Der BGH sah die Umrechnung als unwirksam an, weil bestimmte Personengruppen – zum Beispiel Arbeitnehmer mit längeren Ausbildungszeiten – wegen der erforderlichen 44,44 Beschäftigungsjahre von vornherein von der bestmöglichen Versorgung ausgeschlossen waren.
In Reaktion auf diese Entscheidung wurde im Jahr 2012 ein ergänzendes Berechnungsverfahren eingeführt. Dieses sieht unter bestimmten Voraussetzungen einen Zuschlag zu den Startgutschriften vor. Seither wurden viele Rentenkonten überprüft und teilweise auch korrigiert.
Mit den nun ergangenen Entscheidungen hat der BGH auch diese Neuregelung für rechtsunwirksam erklärt.

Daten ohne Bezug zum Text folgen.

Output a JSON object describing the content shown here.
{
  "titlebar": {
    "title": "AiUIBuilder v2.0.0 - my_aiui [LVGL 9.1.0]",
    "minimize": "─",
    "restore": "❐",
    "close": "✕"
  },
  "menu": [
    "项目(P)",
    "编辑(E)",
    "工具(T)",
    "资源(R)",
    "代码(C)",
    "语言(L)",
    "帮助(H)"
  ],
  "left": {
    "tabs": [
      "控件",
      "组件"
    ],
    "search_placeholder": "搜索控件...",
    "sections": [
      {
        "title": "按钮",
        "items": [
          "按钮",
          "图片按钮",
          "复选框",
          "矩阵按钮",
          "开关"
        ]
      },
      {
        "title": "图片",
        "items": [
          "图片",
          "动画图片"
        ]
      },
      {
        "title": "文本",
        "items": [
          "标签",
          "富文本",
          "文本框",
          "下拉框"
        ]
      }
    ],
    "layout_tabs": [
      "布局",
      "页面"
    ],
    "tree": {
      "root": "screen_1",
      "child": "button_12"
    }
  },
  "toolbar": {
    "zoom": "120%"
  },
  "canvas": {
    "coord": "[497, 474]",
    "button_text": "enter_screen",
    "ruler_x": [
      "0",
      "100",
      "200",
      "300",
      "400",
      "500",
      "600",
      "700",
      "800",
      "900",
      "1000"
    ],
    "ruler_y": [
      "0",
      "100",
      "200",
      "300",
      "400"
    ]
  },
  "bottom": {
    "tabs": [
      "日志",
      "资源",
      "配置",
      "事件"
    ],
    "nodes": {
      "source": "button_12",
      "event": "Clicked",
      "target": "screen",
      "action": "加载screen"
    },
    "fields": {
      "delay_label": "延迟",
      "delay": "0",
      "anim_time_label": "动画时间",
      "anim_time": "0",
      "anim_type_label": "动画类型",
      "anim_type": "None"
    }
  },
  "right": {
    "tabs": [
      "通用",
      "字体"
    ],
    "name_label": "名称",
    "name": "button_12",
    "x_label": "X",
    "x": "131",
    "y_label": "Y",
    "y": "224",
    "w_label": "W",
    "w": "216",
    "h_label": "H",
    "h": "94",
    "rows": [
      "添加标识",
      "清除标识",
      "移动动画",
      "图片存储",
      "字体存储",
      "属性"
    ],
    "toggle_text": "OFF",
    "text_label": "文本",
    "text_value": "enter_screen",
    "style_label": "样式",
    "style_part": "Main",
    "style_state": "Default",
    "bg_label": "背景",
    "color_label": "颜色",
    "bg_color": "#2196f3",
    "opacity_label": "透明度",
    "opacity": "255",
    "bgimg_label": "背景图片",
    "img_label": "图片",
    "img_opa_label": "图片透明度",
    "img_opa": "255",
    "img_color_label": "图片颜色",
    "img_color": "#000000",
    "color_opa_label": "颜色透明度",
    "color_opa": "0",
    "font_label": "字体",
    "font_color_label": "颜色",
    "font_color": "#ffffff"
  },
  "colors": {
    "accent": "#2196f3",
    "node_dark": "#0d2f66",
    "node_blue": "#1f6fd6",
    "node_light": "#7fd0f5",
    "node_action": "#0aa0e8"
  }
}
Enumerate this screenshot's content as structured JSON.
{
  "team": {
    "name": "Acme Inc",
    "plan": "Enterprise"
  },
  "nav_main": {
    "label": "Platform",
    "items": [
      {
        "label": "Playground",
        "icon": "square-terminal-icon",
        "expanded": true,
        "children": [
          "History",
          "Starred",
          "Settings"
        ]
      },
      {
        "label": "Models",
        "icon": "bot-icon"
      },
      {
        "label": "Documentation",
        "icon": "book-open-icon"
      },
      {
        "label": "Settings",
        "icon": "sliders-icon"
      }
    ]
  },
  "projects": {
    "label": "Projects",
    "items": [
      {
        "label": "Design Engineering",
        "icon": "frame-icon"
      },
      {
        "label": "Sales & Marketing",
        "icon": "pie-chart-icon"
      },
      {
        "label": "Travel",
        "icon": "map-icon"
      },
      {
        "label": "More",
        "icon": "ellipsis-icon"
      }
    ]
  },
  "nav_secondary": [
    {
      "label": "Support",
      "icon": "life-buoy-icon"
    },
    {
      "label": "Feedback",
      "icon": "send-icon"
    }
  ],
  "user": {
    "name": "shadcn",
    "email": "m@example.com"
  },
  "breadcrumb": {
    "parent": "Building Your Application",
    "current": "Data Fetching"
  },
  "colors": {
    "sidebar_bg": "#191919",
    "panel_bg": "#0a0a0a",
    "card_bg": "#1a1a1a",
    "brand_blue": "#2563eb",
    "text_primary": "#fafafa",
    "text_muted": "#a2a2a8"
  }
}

Danach seien die Diskriminierungen der alten Regelung nicht nur nicht beseitigt, sondern durch die neue Regelung sogar verstärkt.
Der BGH forderte daher die Tarifvertragsparteien erneut auf, eine rechtskonforme Regelung zu finden. Wenn eine solche Tarifvereinbarung vorliegt, werden auch die kirchlichen ZVK´en diese in ihr Satzungsrecht aufnehmen und die Startgutschriften aller betroffenen Versicherten automatisch neu feststellen.
Die EZVK Darmstadt und KZVK Hannover erklärten übereinstimmend den Verzicht auf sich aus etwaigen Beschwerde- und Verjährungsfristen ergebenden Einreden. Es müssen also keine Anträge gestellt oder Rechtsmittel eingelegt werden – weder von Versicherten noch von Rentenempfängern!
Versicherte, Rentnerinnen und Rentner brauchen also nicht selbst aktiv werden.
Erklärung der EZVK >> hier und der KZVK Hannover >> hier.
BGH Urteile Az IV ZR 9/15 und IV ZR 168/15
*Hintergrund der Startgutschriften ist die Systemumstellung der Zusatzversorgung im Jahr 2001. Die Zusatzversorgungskassen, die Versorgungsanstalt des Bundes und der Länder VBL, die kommunalen wie auch die kirchlichen Zusatzversorgungskassen ZVK hatten die Aufgabe, den Arbeitnehmern des öffentlichen Dienstes eine Betriebsrente zu gewähren.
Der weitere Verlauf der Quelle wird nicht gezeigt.